Project description:Actinobacteria occur in many environments and have the capacity to produce secondary metabolites with antibiotic potential. Identification and taxonomy of actinobacteria that produce antimicrobial substances is essential for the screening of new compounds, and sequencing of the 16S region of ribosomal DNA (rDNA), which is conserved and present in all bacteria, is an important method of identification. Melanized fungi are free-living organisms, which can also be pathogens of clinical importance. This work aimed to evaluate growth inhibition of melanized fungi by actinobacteria and to identify the latter to the species level.
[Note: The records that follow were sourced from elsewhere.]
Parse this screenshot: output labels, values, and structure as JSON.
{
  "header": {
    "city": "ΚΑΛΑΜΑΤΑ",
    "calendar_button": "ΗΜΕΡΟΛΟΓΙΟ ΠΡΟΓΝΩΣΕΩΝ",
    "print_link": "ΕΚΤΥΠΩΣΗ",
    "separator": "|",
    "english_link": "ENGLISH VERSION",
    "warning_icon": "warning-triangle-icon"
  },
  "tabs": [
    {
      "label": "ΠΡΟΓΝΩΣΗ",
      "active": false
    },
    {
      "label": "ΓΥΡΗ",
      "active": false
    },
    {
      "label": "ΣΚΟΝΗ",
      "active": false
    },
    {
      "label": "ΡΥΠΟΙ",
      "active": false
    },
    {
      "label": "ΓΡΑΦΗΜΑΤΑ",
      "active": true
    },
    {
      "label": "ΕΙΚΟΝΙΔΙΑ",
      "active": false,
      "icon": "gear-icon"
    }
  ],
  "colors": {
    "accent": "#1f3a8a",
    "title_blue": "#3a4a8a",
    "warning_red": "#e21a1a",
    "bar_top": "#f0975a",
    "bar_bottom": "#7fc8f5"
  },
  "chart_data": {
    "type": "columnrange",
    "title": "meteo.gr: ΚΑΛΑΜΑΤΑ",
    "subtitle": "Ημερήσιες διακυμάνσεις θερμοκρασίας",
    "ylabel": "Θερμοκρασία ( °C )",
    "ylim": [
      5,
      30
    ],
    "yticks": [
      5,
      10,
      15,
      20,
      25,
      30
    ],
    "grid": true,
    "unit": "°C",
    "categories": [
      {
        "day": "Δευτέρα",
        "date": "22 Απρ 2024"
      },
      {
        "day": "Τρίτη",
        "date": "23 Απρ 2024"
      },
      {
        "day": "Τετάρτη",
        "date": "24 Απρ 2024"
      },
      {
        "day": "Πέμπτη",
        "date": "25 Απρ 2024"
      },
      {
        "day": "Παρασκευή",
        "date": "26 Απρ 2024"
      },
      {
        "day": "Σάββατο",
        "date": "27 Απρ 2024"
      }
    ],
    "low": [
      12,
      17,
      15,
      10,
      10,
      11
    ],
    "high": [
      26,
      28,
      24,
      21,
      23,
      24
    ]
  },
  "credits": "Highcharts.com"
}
In this study, antimicrobial activity of 13 actinobacterial isolates from the genus Streptomyces was evaluated against seven melanized fungi of the genera Exophiala, Cladosporium, and Rhinocladiella. In all tests, all actinobacterial isolates showed inhibitory activity against all isolates of melanized fungi, and only one actinobacterial isolate had less efficient inhibitory activity. The 16S rDNA region of five previously unidentified actinobacterial isolates from Ilha do Mel, Paraná, Brazil, was sequenced; four of the isolates were identified as Streptomyces globisporus subsp. globisporus, and one isolate was identified as Streptomyces aureus. This work highlights the potential of actinobacteria with antifungal activity and their role in the pursuit of novel antimicrobial substances.